Wappen des Liederkranz Neuburg
Das Wappen des Neuburger Liederkranz zeigt die wichtigsten Säulen des Vereins:
Zusammenhalt und natürlich die Musik.
Foto: Liederkranzarchiv

Und auch bei den Berufen, die die damaligen Gründungsmitglieder hatten, zeigt sich, dass sich die Gesellschaft stark verändert hat.Heute arbeitet schließlich niemand mehr als „Skribent“ (eine Art Sekretär in einer Behörde) oder als „Lebzelter“ (Lebkuchenbäcker). Da gab es den „Comiß“, Seiler, Schuhmacher oder auch Büchsenmacher und Schäfflermeister. Insgesamt wurde der Verein mit 38 ordentlichen Mitgliedern (heute als aktive Mitglieder bezeichnet) und 39 außerordentlichen Mitgliedern (heute die passiven Mitglieder) gegründet.

Das Vereinsleben war bis ins kleinste Detail geregelt. Einige dieser Vorschriften muten heute äußerst ungewöhnlich an. Wer würde jetzt aus einem Verein ausgeschlossen werden, wenn er „die öffentliche Bürgertugend verletzt“ oder „die gesellschaftliche Einigkeit durch Parteigängerei stört“. Auch das Tabakkauen in den Gesellschaftsräumen ist den Mitgliedern vor 175 Jahren untersagt. Generell ging es dort wohl wesentlich strenger zu, als man heute die lockere Atmosphäre in den Vereinen gewohnt ist. So heißt es weiter:„Die Mitglieder haben sich (…) pünktlich und ohne Widerrede in die Anordnungen des Musikdirektors zu fügen.“

Der Bayerische König selbst musste der Vereinsgründung zustimmen.
Foto: Liederkranzarchiv

Die Zeiten dieser strengen Bedingungen sind zum Glück schon längst vorbei und der Liederkranz blickt vor allem auf amüsante Veranstaltungen zurück, die Generationen an Mitgliedern in Freundschaft zusammenschweißten. Auf Reisen traf man sich mit anderen Gesangsgruppen in und weit über die Region hinaus. 1902 stand beispielsweise eine Reise nach Graz an, zwei Jahre später fuhr man nach Lindau. Donauwörth, Pappenheim, Regensburg, Nürnberg, der Neuburger Liederkranz lies es sich nicht entgehen, auf Sängerfesten sein Können unter Beweis zu stellen.

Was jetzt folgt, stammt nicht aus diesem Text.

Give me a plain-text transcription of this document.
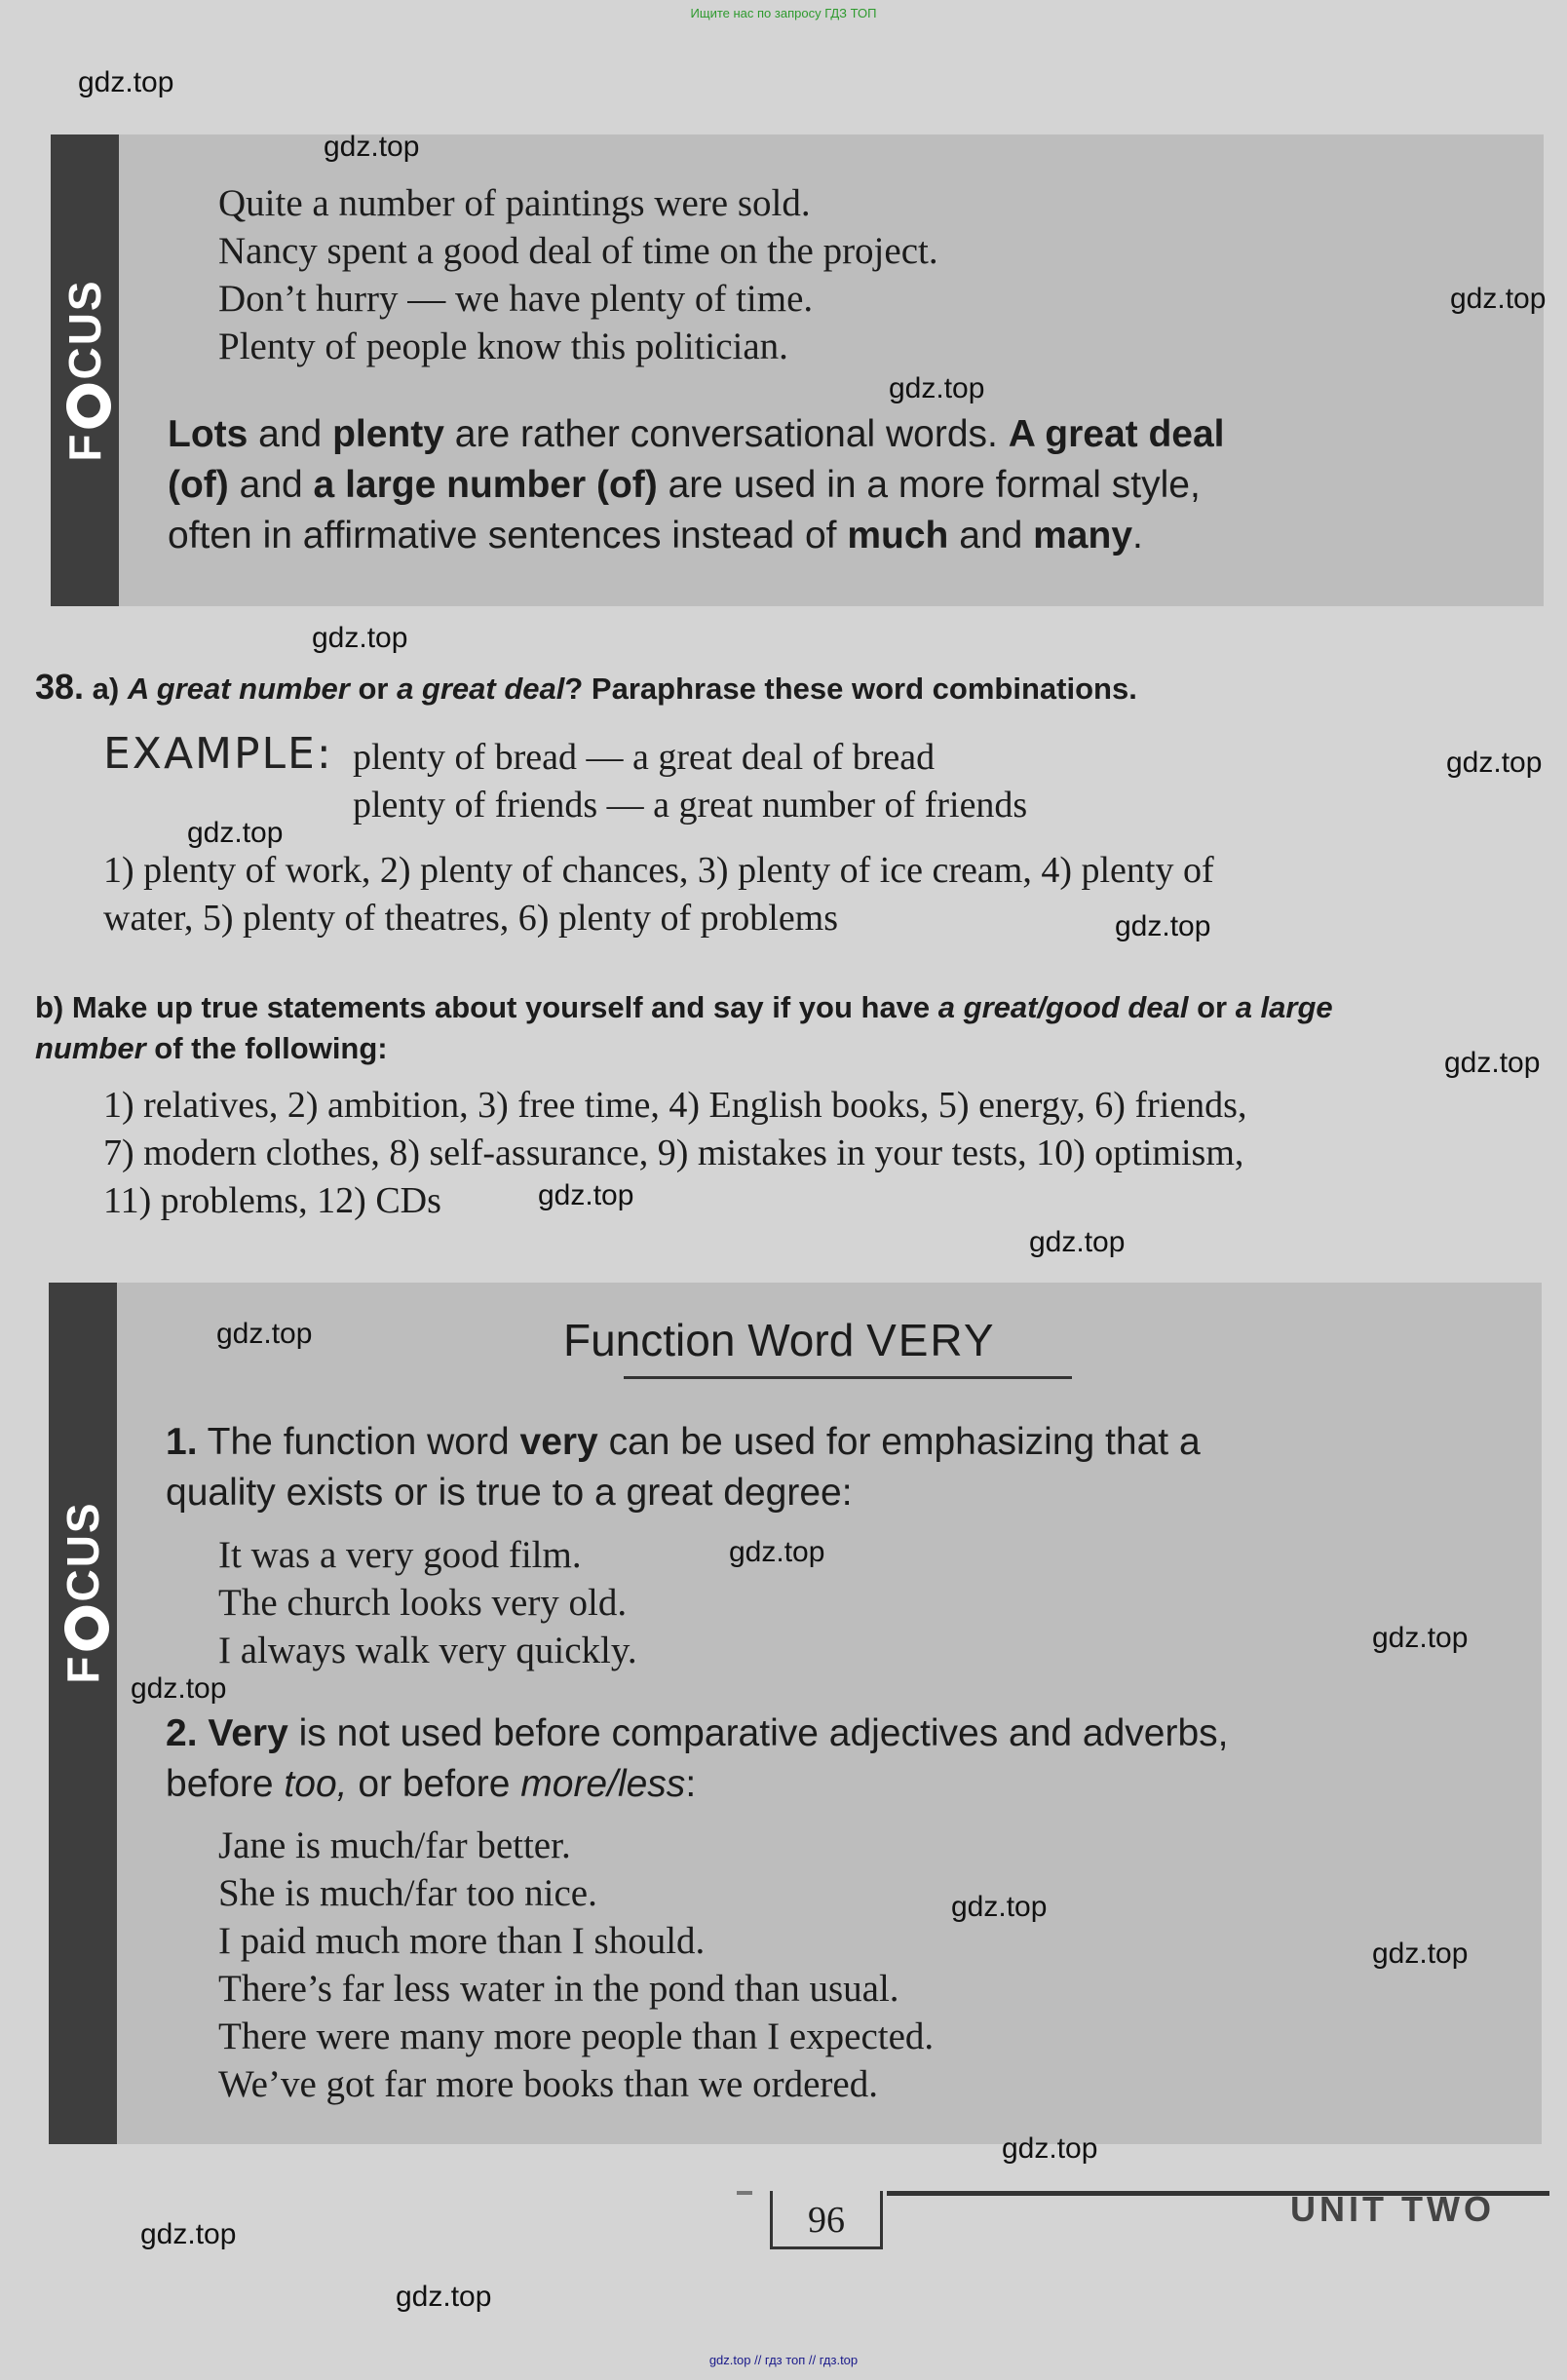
Ищите нас по запросу ГДЗ ТОП
gdz.top // гдз топ // гдз.top
FCUS
Quite a number of paintings were sold.
Nancy spent a good deal of time on the project.
Don’t hurry — we have plenty of time.
Plenty of people know this politician.
Lots and plenty are rather conversational words. A great deal
(of) and a large number (of) are used in a more formal style,
often in affirmative sentences instead of much and many.
38. a) A great number or a great deal? Paraphrase these word combinations.
EXAMPLE: plenty of bread — a great deal of bread
plenty of friends — a great number of friends
1) plenty of work, 2) plenty of chances, 3) plenty of ice cream, 4) plenty of
water, 5) plenty of theatres, 6) plenty of problems
b) Make up true statements about yourself and say if you have a great/good deal or a large
number of the following:
1) relatives, 2) ambition, 3) free time, 4) English books, 5) energy, 6) friends,
7) modern clothes, 8) self-assurance, 9) mistakes in your tests, 10) optimism,
11) problems, 12) CDs
FCUS
Function Word VERY
1. The function word very can be used for emphasizing that a
quality exists or is true to a great degree:
It was a very good film.
The church looks very old.
I always walk very quickly.
2. Very is not used before comparative adjectives and adverbs,
before too, or before more/less:
Jane is much/far better.
She is much/far too nice.
I paid much more than I should.
There’s far less water in the pond than usual.
There were many more people than I expected.
We’ve got far more books than we ordered.
96	UNIT TWO
gdz.top
gdz.top
gdz.top
gdz.top
gdz.top
gdz.top
gdz.top
gdz.top
gdz.top
gdz.top
gdz.top
gdz.top
gdz.top
gdz.top
gdz.top
gdz.top
gdz.top
gdz.top
gdz.top
gdz.top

Besonders stolz ist der Verein auf die Baringer Kirchenkonzerte, die ab 1998 im zweijährigen Rhythmus stattgefunden haben. In dem romantischen Kirchenschiff präsentierten die passionierten Sänger zusammen mit anderen Gesangsformationen und Musikensembles Stücke von Mozart, Haydn oder Schubert sowie anderen großen Komponisten.

Ein weiterer großer Name, nämlich Mendelssohn-Bartholdy, wurde ausgesucht, um zum Stadtjubiläum „500 Jahre Pfalz Neuburg“ eine Konzertaufführung in der Hofkirche zu zelebrieren. Bei dem großen Ereignis im Jahr 2005 standen dem Liederkranz der Neuburger Madrigalchor und die Windrose zur Seite. Die Leitung hatte Alexander Haninger.

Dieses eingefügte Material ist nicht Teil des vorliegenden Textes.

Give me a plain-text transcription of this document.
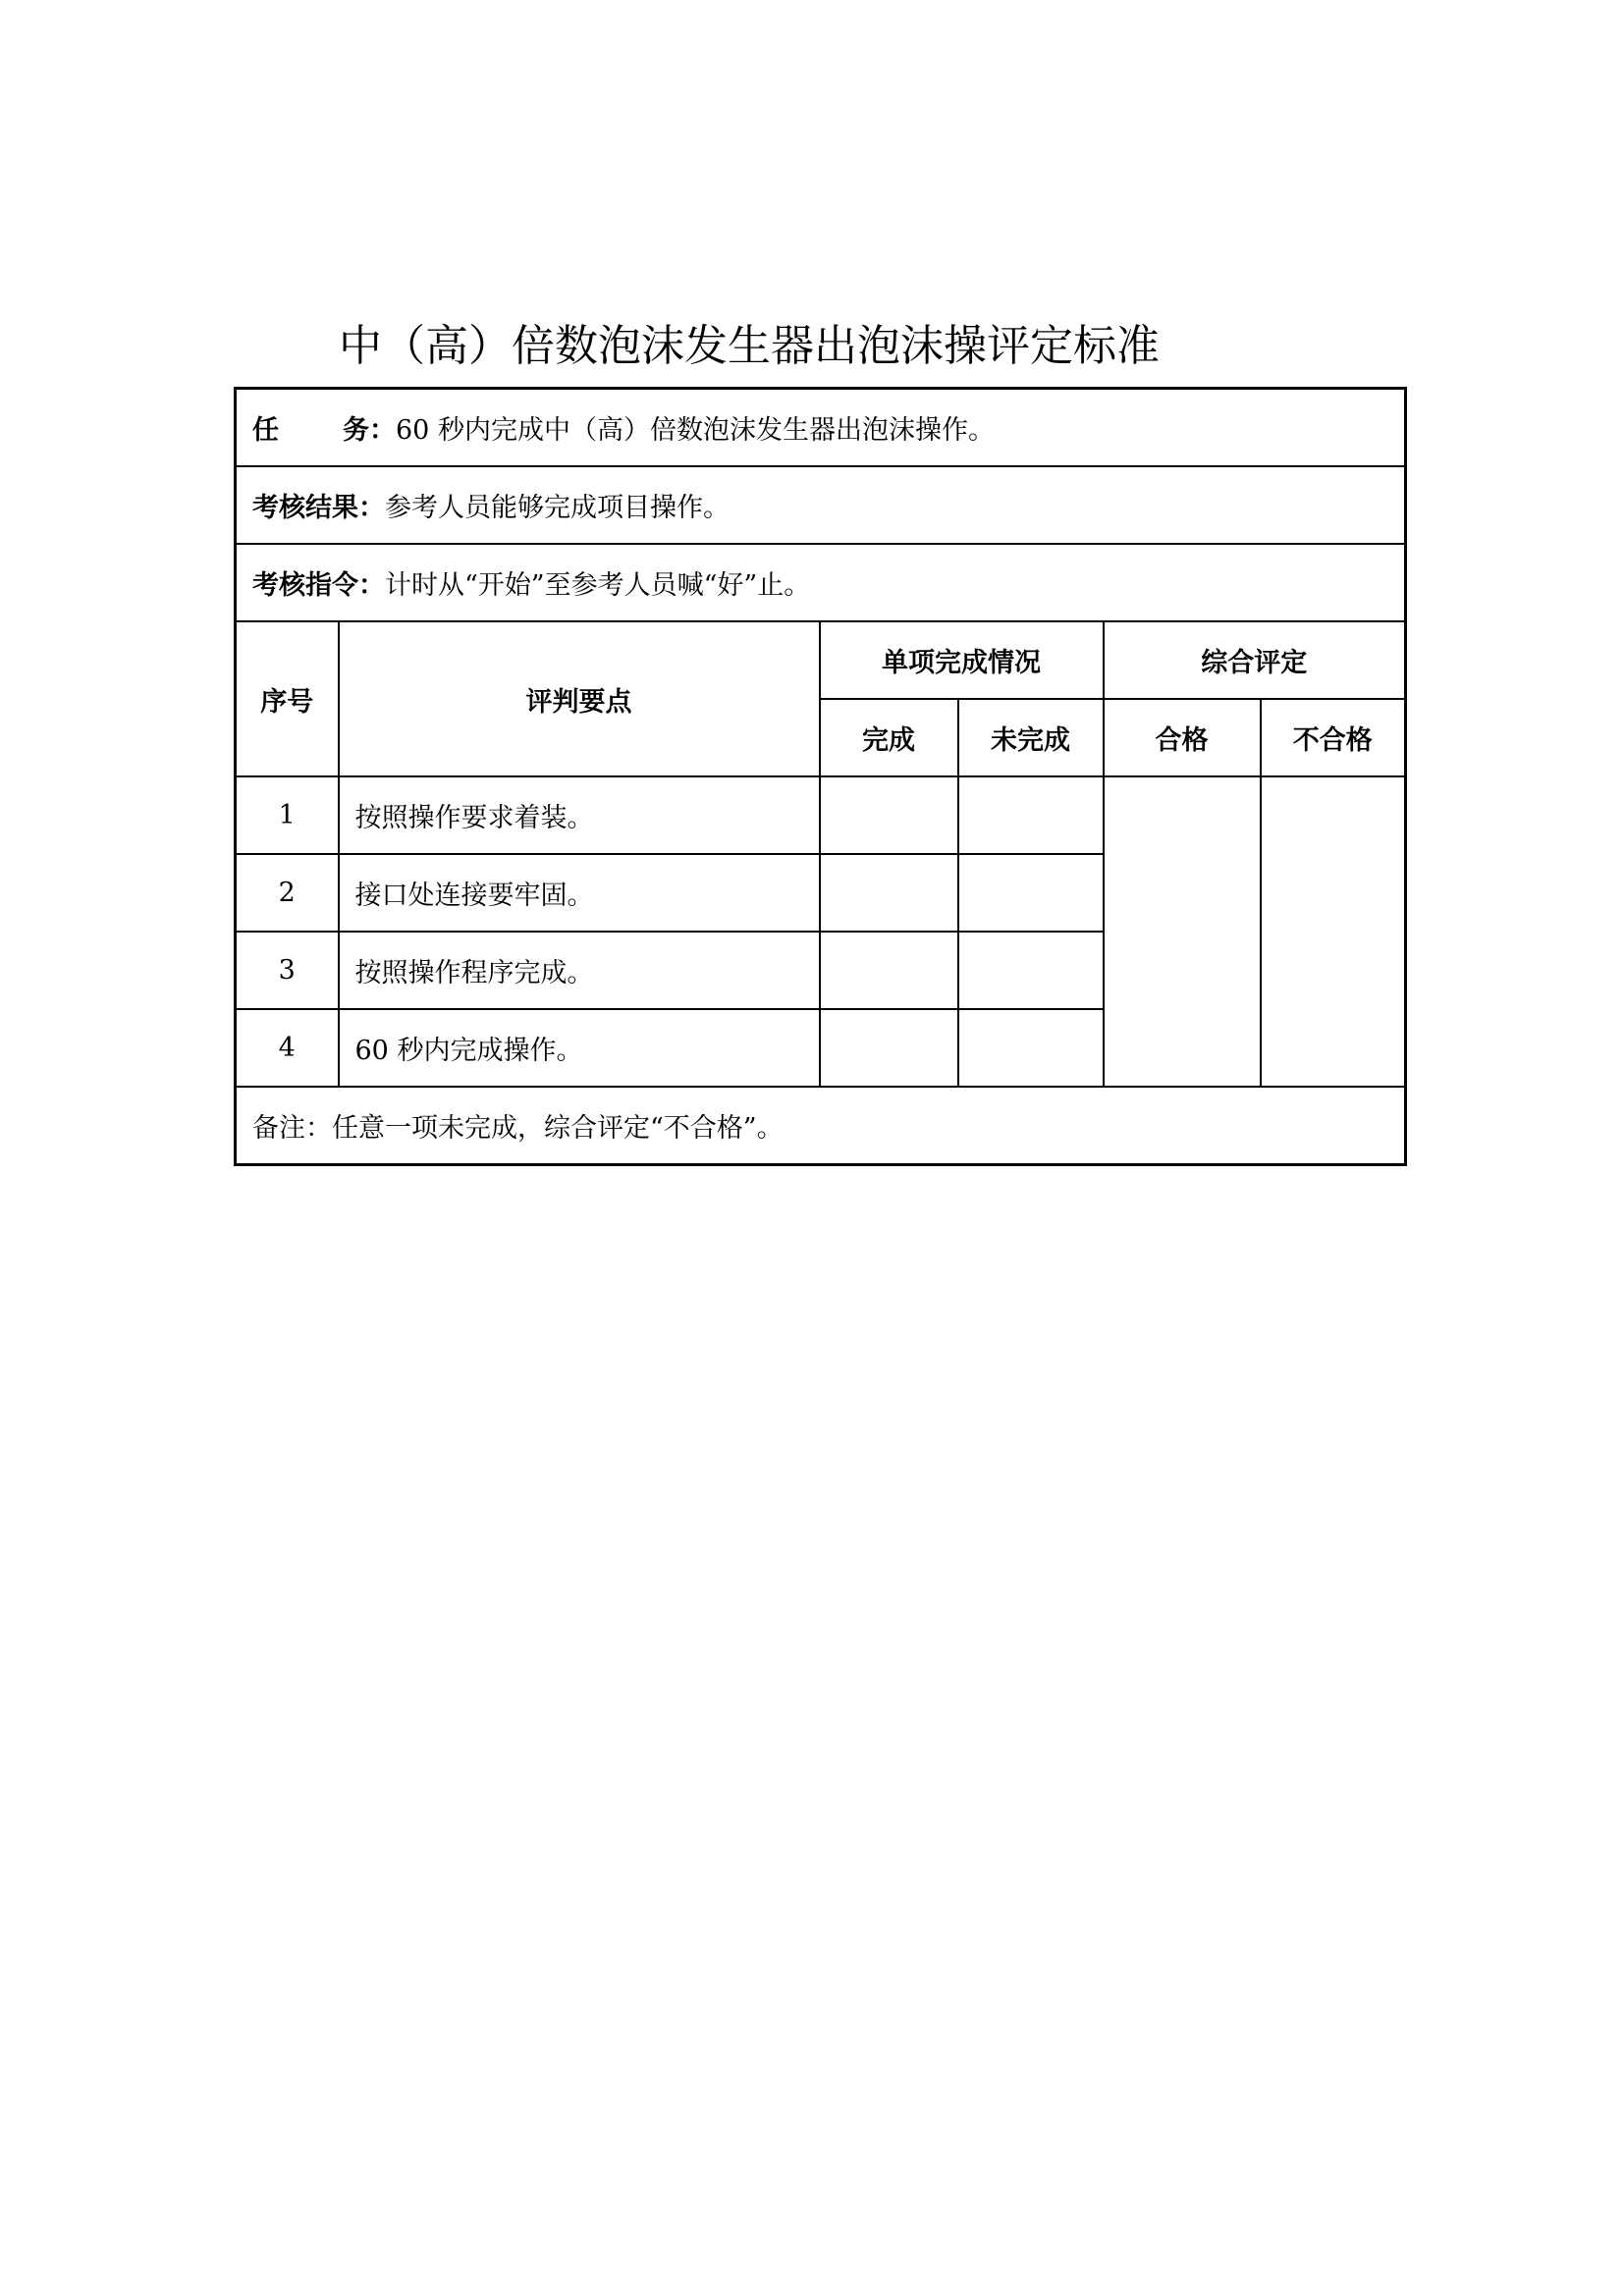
中（高）倍数泡沫发生器出泡沫操评定标准
任 务：60 秒内完成中（高）倍数泡沫发生器出泡沫操作。					
考核结果：参考人员能够完成项目操作。					
考核指令：计时从“开始”至参考人员喊“好”止。					
序号	评判要点	单项完成情况		综合评定	
		完成	未完成	合格	不合格
1	按照操作要求着装。				
2	接口处连接要牢固。				
3	按照操作程序完成。				
4	60 秒内完成操作。				
备注：任意一项未完成，综合评定“不合格”。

Weniger feierlich und deutlich lustiger ging es bei den Faschingskonzerten zu, zehn an der Zahl fanden zwischen 1997 und 2022 statt. Wer sich nun ein klassisches Konzert nur in Kostümen vorstellt, irrt sich jedoch. Stattdessen erwartete die Besucherinnen und Besucher ein musikalisches Kabarett, bei dem die Begebenheiten in Neuburg mit einem Augenzwinkern durch den Kakao gezogen wurden.

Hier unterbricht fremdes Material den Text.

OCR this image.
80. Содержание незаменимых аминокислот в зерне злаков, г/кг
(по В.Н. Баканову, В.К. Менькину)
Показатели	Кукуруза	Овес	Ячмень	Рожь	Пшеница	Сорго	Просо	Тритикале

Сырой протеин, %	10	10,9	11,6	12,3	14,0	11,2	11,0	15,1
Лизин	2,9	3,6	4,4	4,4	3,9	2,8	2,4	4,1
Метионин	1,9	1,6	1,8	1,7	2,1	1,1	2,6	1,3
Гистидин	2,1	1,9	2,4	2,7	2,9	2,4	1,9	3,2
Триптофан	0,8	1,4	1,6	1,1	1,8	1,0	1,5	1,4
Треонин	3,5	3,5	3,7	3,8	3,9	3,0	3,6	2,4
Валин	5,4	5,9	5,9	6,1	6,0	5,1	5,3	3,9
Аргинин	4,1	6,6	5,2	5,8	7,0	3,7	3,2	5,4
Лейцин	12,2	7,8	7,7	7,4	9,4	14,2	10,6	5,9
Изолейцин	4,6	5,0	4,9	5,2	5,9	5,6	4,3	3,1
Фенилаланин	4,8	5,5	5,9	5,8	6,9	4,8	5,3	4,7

Für so viel Engagement, das das Kulturleben der Stadt Neuburgüber viele Jahrzehnte hinweg mitbestimmt, gab es im Jahr 2000 schließlich auch die verdiente Auszeichnung: Der Neuburger Liederkranz bekam den Kulturpreis der Stadt Neuburg verliehen.
Man könnte noch so viele Ereignisse aufzählen: die Teilnahme beim Neuburger Schlossfest mit den Umzügen, Frühlings- und Herbstkonzerte oder auch Auftritte bei „Wort.Klang.Bild“. Von Dirigenten über Vorstände bis zu verdienten Mitgliedern müsste man eine ganze Liste an Namen nennen, die den Neuburger Liederkranz zu dem gemacht haben, derer heute ist – nach stolzen 175 Jahren.

Doch wie feiert man nun ein solches Jubiläum? Am 5. November findet ein festlicher Gottesdienst um 18 Uhr in der Heilig-Geist-Kirche statt, bei dem der Neuburger Liederkranz zusammen mit dem Orchester Dieter Sauer und Musikern aus der Region die Nelson-Messe von Haydn zu Gehör bringen wird. Anschließend findet im Saal der Rennbahn eine Feier mit allen aktiven und passiven Mitgliedern des Liederkranzes statt, bei dem auch zahlreiche Gäste geladen sind. Der Schwerpunkt liegt auf dem Zusammensein bei Buffet undGetränken.